Therapeutic Mammaplasty

 

R.D. Macmillan, MBChB, MD, FRCS,* R. James, MBChB, BA, MEd, FRCS,

K.L. Gale, MBChB, FRACS, and S.J. McCulley, MBChB, FCS(SA), FRCS

 

Nottingham Breast Institute, Nottingham City Hospital,

Nottingham, United Kingdom

 

 

Therapeutic mammaplasty is a term for the oncoplastic application of breast reduction and mastopexy techniques to treat selected breast tumours by breast conserving surgery (BCS). It has the potential to increase the indications for BCS as well as achieve more acceptable aesthetic results from it in suitable women. Now an established technique in the range of oncoplastic options for women with breast cancer, it finds common application and is associated with good oncological and quality of life outcomes.


 
therapeutic mammaplasty auckland
 

Therapeutic mammaplasty is a term for the oncoplastic application of breast reduction and mastopexy techniques to treat selected breast tumours by breast conserving surgery (BCS) [1]. Its principle aim is to offer many of the women who would experience a poor cosmetic outcome from standard techniques of BCS an alternative option, and in doing so extend the indications for BCS and improve quality of life.

 

Therapeutic mammaplasty techniques extend the indications for BCS in two ways:

(1) By achieving acceptable aesthetic outcomes for women with breast cancers who would have unacceptable outcomes with other BCS techniques.
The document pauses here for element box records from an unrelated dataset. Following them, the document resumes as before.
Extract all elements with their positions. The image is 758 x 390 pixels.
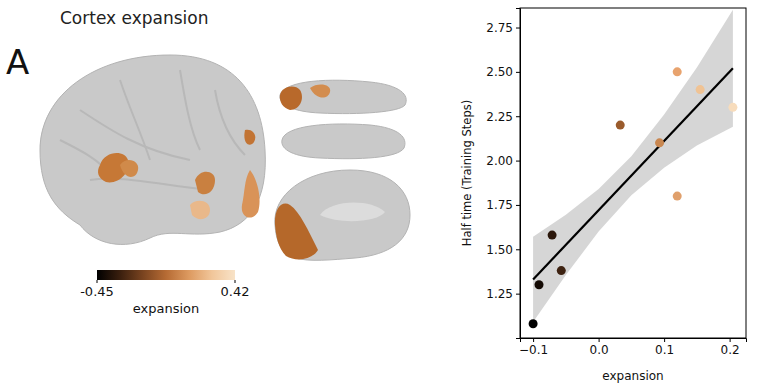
x-tick: 0.1	[655, 338, 674, 357]
colorbar-label: expansion	[133, 301, 200, 316]
scatter-point	[534, 280, 543, 289]
brain-medial	[275, 170, 410, 260]
brain-region	[242, 170, 260, 218]
y-tick-mark	[516, 116, 520, 117]
y-tick: 1.75	[486, 198, 520, 212]
y-tick-label: 2.50	[486, 65, 513, 79]
y-tick-mark	[516, 161, 520, 162]
figure: Cortex expansion A -0.45 0.42 expansion −0.1 0…	[0, 0, 758, 390]
brain-lateral	[40, 55, 265, 244]
y-tick: 1.25	[486, 287, 520, 301]
x-tick-label: 0.2	[721, 343, 740, 357]
y-tick-label: 1.25	[486, 287, 513, 301]
y-axis-line	[516, 9, 521, 339]
brain-sulcus	[180, 70, 200, 150]
scatter-point	[616, 121, 625, 130]
x-axis-title: expansion	[602, 369, 663, 383]
x-tick-mark	[533, 338, 534, 342]
scatter-point	[548, 231, 557, 240]
y-tick-mark	[516, 28, 520, 29]
y-tick-mark	[516, 205, 520, 206]
y-tick-mark	[516, 249, 520, 250]
x-tick: 0.2	[721, 338, 740, 357]
x-tick: −0.1	[519, 338, 548, 357]
brain-corpus	[320, 203, 385, 222]
y-tick: 2.75	[486, 21, 520, 35]
x-tick-label: −0.1	[519, 343, 548, 357]
colorbar-tick-label: -0.45	[80, 284, 114, 299]
x-axis: −0.1 0.0 0.1 0.2	[519, 338, 746, 357]
brain-dorsal	[282, 124, 405, 159]
x-tick-mark	[730, 338, 731, 342]
colorbar	[97, 270, 235, 280]
scatter-point	[728, 103, 737, 112]
regression-line	[533, 68, 733, 279]
y-tick-label: 2.25	[486, 110, 513, 124]
panel-label: A	[6, 42, 29, 82]
y-tick-label: 1.75	[486, 198, 513, 212]
brain-sulcus	[120, 80, 150, 160]
brain-region	[120, 160, 138, 177]
brain-region	[190, 201, 210, 219]
y-axis-title: Half time (Training Steps)	[460, 100, 474, 246]
y-tick: 2.00	[486, 154, 520, 168]
brain-sulcus	[215, 90, 245, 155]
x-tick-mark	[599, 338, 600, 342]
scatter-point	[529, 319, 538, 328]
brain-region	[195, 172, 215, 195]
y-tick-label: 1.50	[486, 243, 513, 257]
colorbar-tick	[97, 280, 98, 283]
x-tick: 0.0	[590, 338, 609, 357]
colorbar-tick-label: 0.42	[221, 284, 250, 299]
x-tick-mark	[664, 338, 665, 342]
brain-region	[310, 85, 330, 98]
y-tick-mark	[516, 72, 520, 73]
scatter-point	[673, 67, 682, 76]
brain-region	[280, 87, 302, 110]
y-tick: 1.50	[486, 243, 520, 257]
brain-region	[244, 130, 255, 145]
y-tick-mark	[516, 294, 520, 295]
colorbar-tick	[235, 280, 236, 283]
plot-area	[529, 10, 738, 329]
y-axis: 1.25 1.50 1.75 2.00 2.25 2.50 2.75	[486, 9, 520, 339]
plot-frame	[520, 8, 746, 338]
y-tick: 2.25	[486, 110, 520, 124]
scatter-point	[655, 138, 664, 147]
title: Cortex expansion	[60, 8, 209, 28]
x-tick-label: 0.1	[655, 343, 674, 357]
x-axis-line	[521, 339, 747, 343]
brain-illustration	[40, 55, 410, 260]
y-tick-label: 2.75	[486, 21, 513, 35]
brain-dorsal	[280, 80, 406, 113]
confidence-band	[533, 10, 733, 322]
scatter-point	[557, 266, 566, 275]
scatter-point	[673, 192, 682, 201]
x-tick-label: 0.0	[590, 343, 609, 357]
brain-region	[275, 204, 318, 260]
scatter-point	[696, 85, 705, 94]
y-tick: 2.50	[486, 65, 520, 79]
y-tick-label: 2.00	[486, 154, 513, 168]
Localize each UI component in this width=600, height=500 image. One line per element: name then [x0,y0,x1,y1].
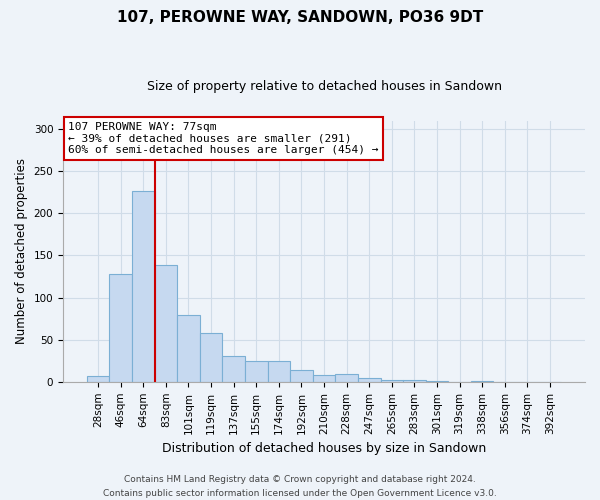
Y-axis label: Number of detached properties: Number of detached properties [15,158,28,344]
Bar [87,376,109,382]
Bar [109,274,132,382]
Title: Size of property relative to detached houses in Sandown: Size of property relative to detached ho… [146,80,502,93]
Bar [335,374,358,382]
Bar [177,315,200,382]
Bar [132,192,155,382]
Bar [245,360,268,382]
Bar [471,381,493,382]
Bar [200,333,223,382]
Bar [290,370,313,382]
Bar [358,378,380,382]
Bar [155,264,177,382]
X-axis label: Distribution of detached houses by size in Sandown: Distribution of detached houses by size … [162,442,486,455]
Text: 107 PEROWNE WAY: 77sqm
← 39% of detached houses are smaller (291)
60% of semi-de: 107 PEROWNE WAY: 77sqm ← 39% of detached… [68,122,379,155]
Bar [403,380,425,382]
Bar [380,380,403,382]
Bar [268,360,290,382]
Bar [313,375,335,382]
Bar [223,356,245,382]
Text: 107, PEROWNE WAY, SANDOWN, PO36 9DT: 107, PEROWNE WAY, SANDOWN, PO36 9DT [117,10,483,25]
Bar [425,381,448,382]
Text: Contains HM Land Registry data © Crown copyright and database right 2024.
Contai: Contains HM Land Registry data © Crown c… [103,476,497,498]
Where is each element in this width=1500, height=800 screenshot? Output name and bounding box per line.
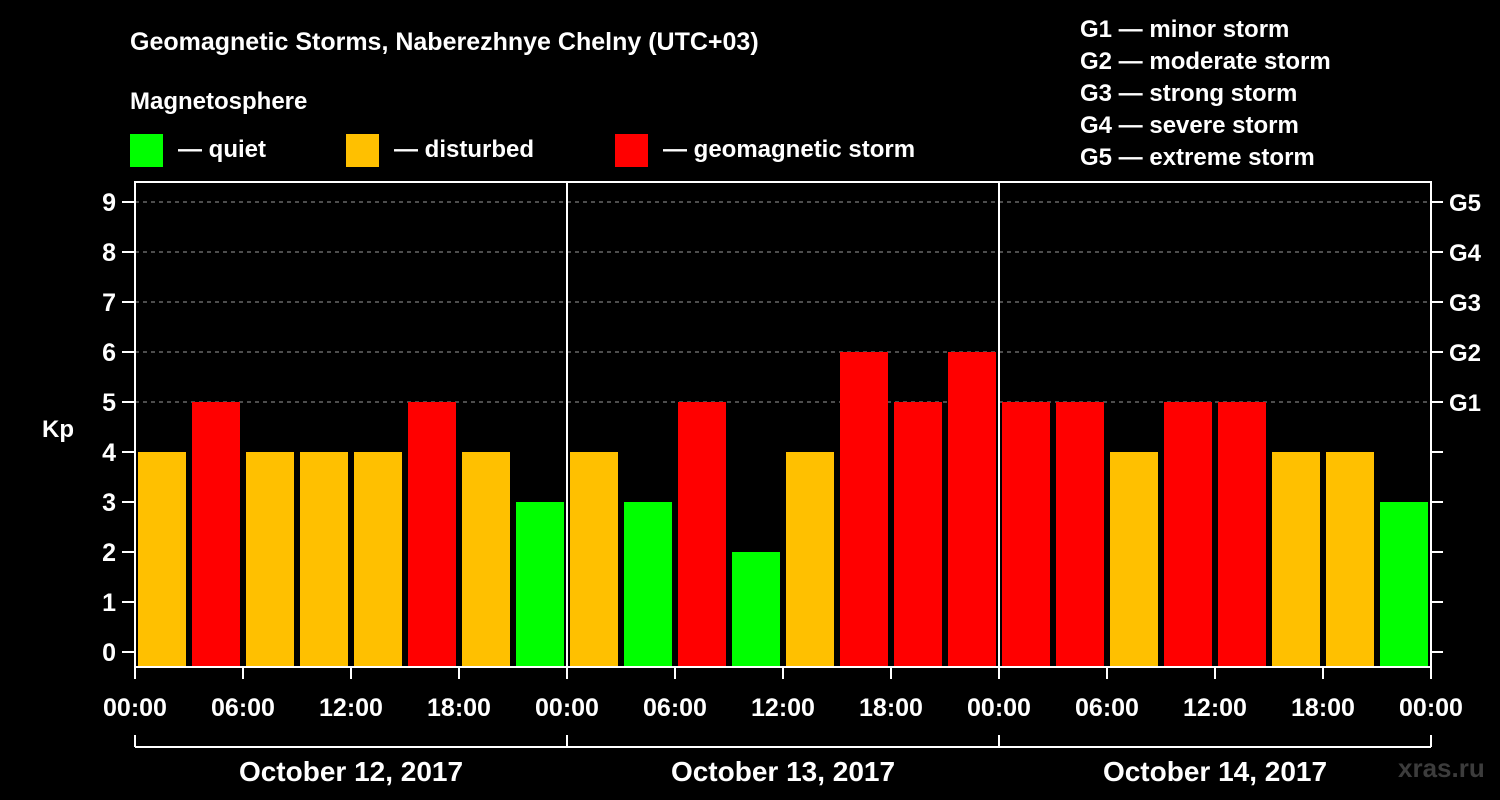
g-level-label: G5 bbox=[1449, 190, 1481, 217]
bar-18 bbox=[1056, 402, 1104, 667]
x-tick-label: 18:00 bbox=[427, 694, 491, 722]
bar-24 bbox=[1380, 502, 1428, 667]
date-label: October 13, 2017 bbox=[671, 756, 895, 787]
y-axis-label: Kp bbox=[42, 416, 74, 443]
x-tick-label: 12:00 bbox=[751, 694, 815, 722]
credit-text: xras.ru bbox=[1398, 753, 1485, 783]
bar-12 bbox=[732, 552, 780, 667]
x-tick-label: 18:00 bbox=[1291, 694, 1355, 722]
x-tick-label: 00:00 bbox=[967, 694, 1031, 722]
legend-heading: Magnetosphere bbox=[130, 88, 307, 115]
legend-label-2: — disturbed bbox=[394, 136, 534, 163]
bar-13 bbox=[786, 452, 834, 667]
y-tick-label: 9 bbox=[102, 189, 116, 217]
x-tick-label: 06:00 bbox=[643, 694, 707, 722]
x-tick-label: 12:00 bbox=[1183, 694, 1247, 722]
legend: — quiet — disturbed — geomagnetic storm bbox=[130, 134, 915, 167]
x-tick-label: 00:00 bbox=[535, 694, 599, 722]
bar-1 bbox=[138, 452, 186, 667]
date-label: October 14, 2017 bbox=[1103, 756, 1327, 787]
y-tick-label: 2 bbox=[102, 539, 116, 567]
date-axis: October 12, 2017 October 13, 2017 October … bbox=[134, 735, 1432, 787]
storm-scale-legend: G1 — minor storm G2 — moderate storm G3 — … bbox=[1080, 16, 1331, 171]
storm-scale-item: G2 — moderate storm bbox=[1080, 48, 1331, 75]
bar-6 bbox=[408, 402, 456, 667]
bar-21 bbox=[1218, 402, 1266, 667]
bar-4 bbox=[300, 452, 348, 667]
g-level-axis: G1 G2 G3 G4 G5 bbox=[1431, 190, 1482, 653]
date-label: October 12, 2017 bbox=[239, 756, 463, 787]
bar-7 bbox=[462, 452, 510, 667]
bar-16 bbox=[948, 352, 996, 667]
bar-17 bbox=[1002, 402, 1050, 667]
storm-scale-item: G3 — strong storm bbox=[1080, 80, 1297, 107]
bar-2 bbox=[192, 402, 240, 667]
bar-8 bbox=[516, 502, 564, 667]
chart-title: Geomagnetic Storms, Naberezhnye Chelny (… bbox=[130, 28, 759, 56]
bar-11 bbox=[678, 402, 726, 667]
y-tick-label: 3 bbox=[102, 489, 116, 517]
x-tick-label: 06:00 bbox=[1075, 694, 1139, 722]
grid-lines bbox=[135, 201, 1431, 403]
y-tick-label: 7 bbox=[102, 289, 116, 317]
x-tick-label: 00:00 bbox=[103, 694, 167, 722]
legend-swatch-2 bbox=[346, 134, 379, 167]
legend-swatch-1 bbox=[130, 134, 163, 167]
y-tick-label: 1 bbox=[102, 589, 116, 617]
g-level-label: G3 bbox=[1449, 290, 1481, 317]
y-tick-label: 8 bbox=[102, 239, 116, 267]
bar-15 bbox=[894, 402, 942, 667]
g-level-label: G4 bbox=[1449, 240, 1482, 267]
storm-scale-item: G5 — extreme storm bbox=[1080, 144, 1315, 171]
legend-label-3: — geomagnetic storm bbox=[663, 136, 915, 163]
storm-scale-item: G1 — minor storm bbox=[1080, 16, 1289, 43]
legend-label-1: — quiet bbox=[178, 136, 266, 163]
bar-19 bbox=[1110, 452, 1158, 667]
y-axis: 0 1 2 3 4 5 6 7 8 9 bbox=[102, 189, 135, 667]
bar-23 bbox=[1326, 452, 1374, 667]
y-tick-label: 5 bbox=[102, 389, 116, 417]
x-tick-label: 18:00 bbox=[859, 694, 923, 722]
y-tick-label: 6 bbox=[102, 339, 116, 367]
bars bbox=[138, 352, 1428, 667]
storm-scale-item: G4 — severe storm bbox=[1080, 112, 1299, 139]
bar-22 bbox=[1272, 452, 1320, 667]
x-tick-label: 06:00 bbox=[211, 694, 275, 722]
x-axis: 00:00 06:00 12:00 18:00 00:00 06:00 12:00 18:00… bbox=[103, 667, 1463, 722]
bar-5 bbox=[354, 452, 402, 667]
bar-20 bbox=[1164, 402, 1212, 667]
y-tick-label: 0 bbox=[102, 639, 116, 667]
bar-9 bbox=[570, 452, 618, 667]
y-tick-label: 4 bbox=[102, 439, 116, 467]
x-tick-label: 12:00 bbox=[319, 694, 383, 722]
bar-14 bbox=[840, 352, 888, 667]
g-level-label: G1 bbox=[1449, 390, 1481, 417]
x-tick-label: 00:00 bbox=[1399, 694, 1463, 722]
bar-3 bbox=[246, 452, 294, 667]
legend-swatch-3 bbox=[615, 134, 648, 167]
g-level-label: G2 bbox=[1449, 340, 1481, 367]
bar-10 bbox=[624, 502, 672, 667]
(2) By enabling breast conserving surgery for larger breast cancers.

 

Thus many women who are treated by therapeutic mammoplasty would otherwise either have a poor outcome from standard techniques of BCS, or have been recommended mastectomy. Poor cosmetic outcome after simple wide local excision is perhaps best predicted by the percentage of breast tissue being removed and the location of the breast cancer but many factors contribute [2]. Quandrantectomy with its wide volume of parenchymal excision‐to‐breast ratio had poor aesthetic outcomes when compared to tumourectomy and early studies concerning the cosmetic outcome of BCS reported rates of excellent/ good outcomes for small breast cancers on the Harris scale between 60% and 86% [3–10].

 

Therapeutic mammoplasty can achieve more acceptable aesthetic outcomes compared to other BCS techniques:

• By reducing breast size.

• By minimising the significant impact of radiotherapy on women with large breasts.

• By achieving a preferred breast size and shape.

 

There is a substantial body of evidence confirming the benefits of breast reduction in terms of quality of life. Women with macromastia who undergo breast reduction demonstrate significantly higher levels of self‐esteem, improved quality of life across all domains, improved social and psychosexual function and reduced pain following their surgery [11–15]. As it will be difficult to offer reduction mammaplasty safely after radiotherapy, it can easily be argued that therapeutic mammoplasty should be offered to all women with breast cancer being considered for BCS that wish smaller breasts. This would include women with very small breast cancers.